As Jim Loehr and Tony Schwartz have written, if you have too much time in the performance zone, you need more time in the recovery zone, otherwise you risk burnout. Mustering your resources to “try hard” requires burning energy in order to overcome your currently low arousal level. This is called upregulation. It also exacerbates exhaustion. Thus the more imbalanced we become due to overworking, the more value there is in activities that allow us to return to a state of balance. The value of a recovery period rises in proportion to the amount of work required of us.

So how do we recover and build resilience? Most people assume that if you stop doing a task like answering emails or writing a paper, that your brain will naturally recover, such that when you start again later in the day or the next morning, you’ll have your energy back. But surely everyone reading this has had times where you lie in bed for hours, unable to fall asleep because your brain is thinking about work. If you lie in bed for eight hours, you may have rested, but you can still feel exhausted the next day. That’s because rest and recovery are not the same thing. Stopping does not equal recovering.

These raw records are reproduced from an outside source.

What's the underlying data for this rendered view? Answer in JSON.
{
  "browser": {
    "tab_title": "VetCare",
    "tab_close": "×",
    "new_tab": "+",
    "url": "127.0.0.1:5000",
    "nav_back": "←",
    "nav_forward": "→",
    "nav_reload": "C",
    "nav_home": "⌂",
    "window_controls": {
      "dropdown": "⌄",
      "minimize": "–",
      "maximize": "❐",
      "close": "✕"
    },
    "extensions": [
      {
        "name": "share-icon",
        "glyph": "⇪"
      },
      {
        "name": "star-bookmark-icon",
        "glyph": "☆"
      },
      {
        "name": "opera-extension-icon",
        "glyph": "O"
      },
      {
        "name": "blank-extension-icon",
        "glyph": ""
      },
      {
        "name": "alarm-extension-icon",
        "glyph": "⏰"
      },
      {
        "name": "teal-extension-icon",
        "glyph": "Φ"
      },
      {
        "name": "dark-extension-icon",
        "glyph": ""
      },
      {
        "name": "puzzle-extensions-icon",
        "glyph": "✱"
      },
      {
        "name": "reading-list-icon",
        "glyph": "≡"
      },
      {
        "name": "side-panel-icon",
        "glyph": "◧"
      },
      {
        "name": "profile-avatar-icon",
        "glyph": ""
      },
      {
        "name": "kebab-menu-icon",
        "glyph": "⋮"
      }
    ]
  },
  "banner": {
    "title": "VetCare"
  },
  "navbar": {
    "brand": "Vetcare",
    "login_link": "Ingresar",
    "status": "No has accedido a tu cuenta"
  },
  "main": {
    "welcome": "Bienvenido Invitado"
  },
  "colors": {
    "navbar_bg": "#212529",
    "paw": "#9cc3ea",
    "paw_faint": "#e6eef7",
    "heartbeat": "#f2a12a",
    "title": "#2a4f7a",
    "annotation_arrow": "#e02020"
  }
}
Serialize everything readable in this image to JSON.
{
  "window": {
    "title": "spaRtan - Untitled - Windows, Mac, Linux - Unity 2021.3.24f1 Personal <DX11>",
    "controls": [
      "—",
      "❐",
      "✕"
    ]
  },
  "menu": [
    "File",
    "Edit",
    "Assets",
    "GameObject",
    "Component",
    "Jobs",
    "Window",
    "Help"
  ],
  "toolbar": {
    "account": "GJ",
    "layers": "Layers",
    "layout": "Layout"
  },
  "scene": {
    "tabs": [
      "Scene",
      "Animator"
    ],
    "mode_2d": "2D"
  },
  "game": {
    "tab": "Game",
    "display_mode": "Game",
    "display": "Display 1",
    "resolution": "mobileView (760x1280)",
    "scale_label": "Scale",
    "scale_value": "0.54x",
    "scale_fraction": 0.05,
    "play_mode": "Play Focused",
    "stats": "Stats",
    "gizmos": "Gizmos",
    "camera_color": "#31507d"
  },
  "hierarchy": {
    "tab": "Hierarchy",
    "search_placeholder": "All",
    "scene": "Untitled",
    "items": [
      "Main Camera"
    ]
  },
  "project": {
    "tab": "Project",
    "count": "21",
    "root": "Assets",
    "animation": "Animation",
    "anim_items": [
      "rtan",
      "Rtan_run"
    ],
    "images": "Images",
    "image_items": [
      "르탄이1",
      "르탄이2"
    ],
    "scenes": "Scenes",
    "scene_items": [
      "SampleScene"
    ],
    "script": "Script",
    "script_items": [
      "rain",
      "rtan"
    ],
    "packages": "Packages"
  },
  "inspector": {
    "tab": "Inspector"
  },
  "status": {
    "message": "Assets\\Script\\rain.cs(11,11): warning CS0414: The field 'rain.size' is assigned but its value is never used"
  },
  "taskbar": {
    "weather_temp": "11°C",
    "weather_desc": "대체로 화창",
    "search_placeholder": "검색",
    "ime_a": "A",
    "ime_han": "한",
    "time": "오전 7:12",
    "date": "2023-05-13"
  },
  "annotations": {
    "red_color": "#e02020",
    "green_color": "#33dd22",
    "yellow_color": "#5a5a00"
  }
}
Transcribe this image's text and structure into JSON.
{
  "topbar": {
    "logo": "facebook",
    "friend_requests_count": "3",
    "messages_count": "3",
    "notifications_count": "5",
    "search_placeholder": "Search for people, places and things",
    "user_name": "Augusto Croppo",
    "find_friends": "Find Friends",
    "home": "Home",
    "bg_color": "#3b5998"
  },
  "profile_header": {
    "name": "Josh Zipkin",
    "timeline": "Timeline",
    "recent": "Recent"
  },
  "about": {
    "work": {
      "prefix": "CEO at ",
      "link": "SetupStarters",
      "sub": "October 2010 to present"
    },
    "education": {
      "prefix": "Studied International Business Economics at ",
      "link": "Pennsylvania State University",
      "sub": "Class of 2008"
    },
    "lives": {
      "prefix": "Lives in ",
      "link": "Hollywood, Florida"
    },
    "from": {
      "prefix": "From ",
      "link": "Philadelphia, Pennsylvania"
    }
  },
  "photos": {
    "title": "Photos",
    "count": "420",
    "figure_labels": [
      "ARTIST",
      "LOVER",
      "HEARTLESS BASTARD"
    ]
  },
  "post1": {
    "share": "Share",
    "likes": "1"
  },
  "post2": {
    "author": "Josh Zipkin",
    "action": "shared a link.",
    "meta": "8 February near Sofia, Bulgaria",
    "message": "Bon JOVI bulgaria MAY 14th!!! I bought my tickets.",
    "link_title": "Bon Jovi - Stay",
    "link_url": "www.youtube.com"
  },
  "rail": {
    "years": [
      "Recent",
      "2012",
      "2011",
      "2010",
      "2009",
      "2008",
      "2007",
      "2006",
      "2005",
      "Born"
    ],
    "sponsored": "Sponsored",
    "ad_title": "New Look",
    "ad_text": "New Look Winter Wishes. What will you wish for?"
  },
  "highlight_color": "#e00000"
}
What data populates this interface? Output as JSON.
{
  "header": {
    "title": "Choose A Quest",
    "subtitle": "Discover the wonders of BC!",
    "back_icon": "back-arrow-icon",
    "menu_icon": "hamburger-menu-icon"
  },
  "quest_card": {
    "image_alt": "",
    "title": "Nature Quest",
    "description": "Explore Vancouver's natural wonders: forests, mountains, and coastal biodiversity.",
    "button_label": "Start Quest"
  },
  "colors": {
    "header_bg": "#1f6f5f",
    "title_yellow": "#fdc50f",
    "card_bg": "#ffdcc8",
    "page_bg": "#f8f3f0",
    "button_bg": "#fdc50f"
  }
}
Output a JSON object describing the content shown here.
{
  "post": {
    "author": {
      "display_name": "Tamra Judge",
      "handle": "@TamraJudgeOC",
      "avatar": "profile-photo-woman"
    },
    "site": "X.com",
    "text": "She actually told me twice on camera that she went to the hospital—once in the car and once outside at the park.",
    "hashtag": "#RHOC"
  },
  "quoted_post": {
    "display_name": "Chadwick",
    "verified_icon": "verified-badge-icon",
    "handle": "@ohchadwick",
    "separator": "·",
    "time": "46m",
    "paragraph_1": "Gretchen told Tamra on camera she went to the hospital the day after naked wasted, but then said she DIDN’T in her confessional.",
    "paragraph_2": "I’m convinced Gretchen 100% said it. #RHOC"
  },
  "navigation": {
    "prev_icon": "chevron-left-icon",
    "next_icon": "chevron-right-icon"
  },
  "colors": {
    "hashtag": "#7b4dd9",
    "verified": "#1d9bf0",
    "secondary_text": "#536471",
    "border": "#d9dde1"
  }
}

If you’re trying to build resilience at work, you need adequate internal and external recovery periods. As researchers Zijlstra, Cropley and Rydstedt write in their 2014 paper: “Internal recovery refers to the shorter periods of relaxation that take place within the frames of the workday or the work setting in the form of short scheduled or unscheduled breaks, by shifting attention or changing to other work tasks when the mental or physical resources required for the initial task are temporarily depleted or exhausted. External recovery refers to actions that take place outside of work—e.g. in the free time between the workdays, and during weekends, holidays or vacations.” If after work you lie around on your bed and get riled up by political commentary on your phone or get stressed thinking about decisions about how to renovate your home, your brain has not received a break from high mental arousal states. Our brains need a rest as much as our bodies do.

If you really want to build resilience, you can start by strategically stopping. Give yourself the resources to be tough by creating internal and external recovery periods.